Sybil finds Stevanson dining with Luise. He tells Sybil their relationship is over and he will "write her a check" to be rid of her. In his stateroom, Sybil kills Stevanson with the pistol she stole from Bernhard's desk. Bernhard arrives moments afterwards and takes the blame. When Morgan cannot make him defend himself, she becomes greatly agitated and reveals that, five years ago, she had a husband and two children. After he left her for another woman, she tried to kill herself and her children. She was saved, but her babies died. Bernhard regrets that he did not meet her sooner. Sybil then jumps overboard, but not before leaving a note in which she admits killing Stevanson. Bernhard and Morgan decide to start a new life together as the ship pulls into New York.

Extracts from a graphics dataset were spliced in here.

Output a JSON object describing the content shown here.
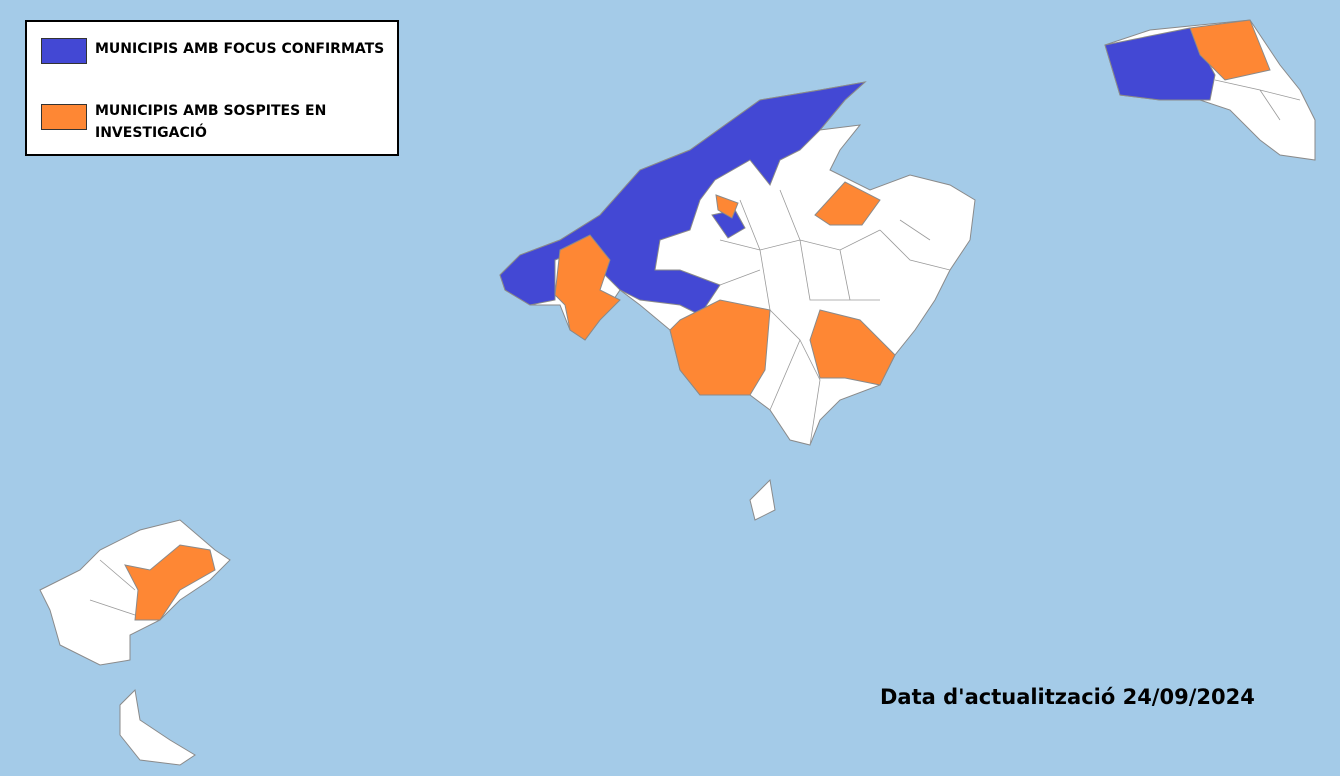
{
  "legend": {
    "items": [
      {
        "label": "MUNICIPIS AMB FOCUS CONFIRMATS",
        "color": "#4348d4"
      },
      {
        "label": "MUNICIPIS AMB SOSPITES EN INVESTIGACIÓ",
        "color": "#fe8734"
      }
    ]
  },
  "update_note": "Data d'actualització 24/09/2024"
}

With Stevanson dead, the value of German-American Steamship shares plummets. The third-class passengers fear they are penniless – until Thorndyke reveals that he never invested their money.

==Cast==
- George Brent as Dr. Karl Bernhard
- Zita Johann as Miss Morgan
- Vivienne Osborne as Sybil Bernhard
- Alice White as Milli Lensch
- Verree Teasdale as Luise Marheim
- Frank Morgan as Alex Stevanson
- C. Aubrey Smith as Edward Thorndyke
- Wallis Clark as Dr. Veith
- Henry Wadsworth as Fritz
- Billy Bevan as Schultz
- Theodore von Eltz as Exl
- Barry Norton as Prince Vladimir Gleboff
- Henry Victor as Baron von Luden
- Edith Yorke as Mrs. Webber, a poor, elderly woman whose life is saved by Bernhard
- Christian Rub as Peasant Father
- Barbara Barondess as Frieda's Mother

==Reception==
Mordaunt Hall, critic for The New York Times, was unimpressed, writing, "neither the story nor the dialogue live up to expectations. ... Mr. Mendes was evidently not inspired by the script furnished him and he fails to give more than a haphazard conception of the movement of the vessel, after the first quarter of the film. The attempt at levity is feeble and the clock-work-like manipulation of the happenings is often rather wearying." He felt there were "one or two competent performances by the principals" (C. Aubrey Smith, Zita Johann and Vivienne Osborne), but thought that Frank Morgan was miscast and George Brent was "not at his best".

==Bibliography==
- Bock, Hans-Michael & Bergfelder, Tim. The Concise Cinegraph: Encyclopaedia of German Cinema. Berghahn Books, 2009.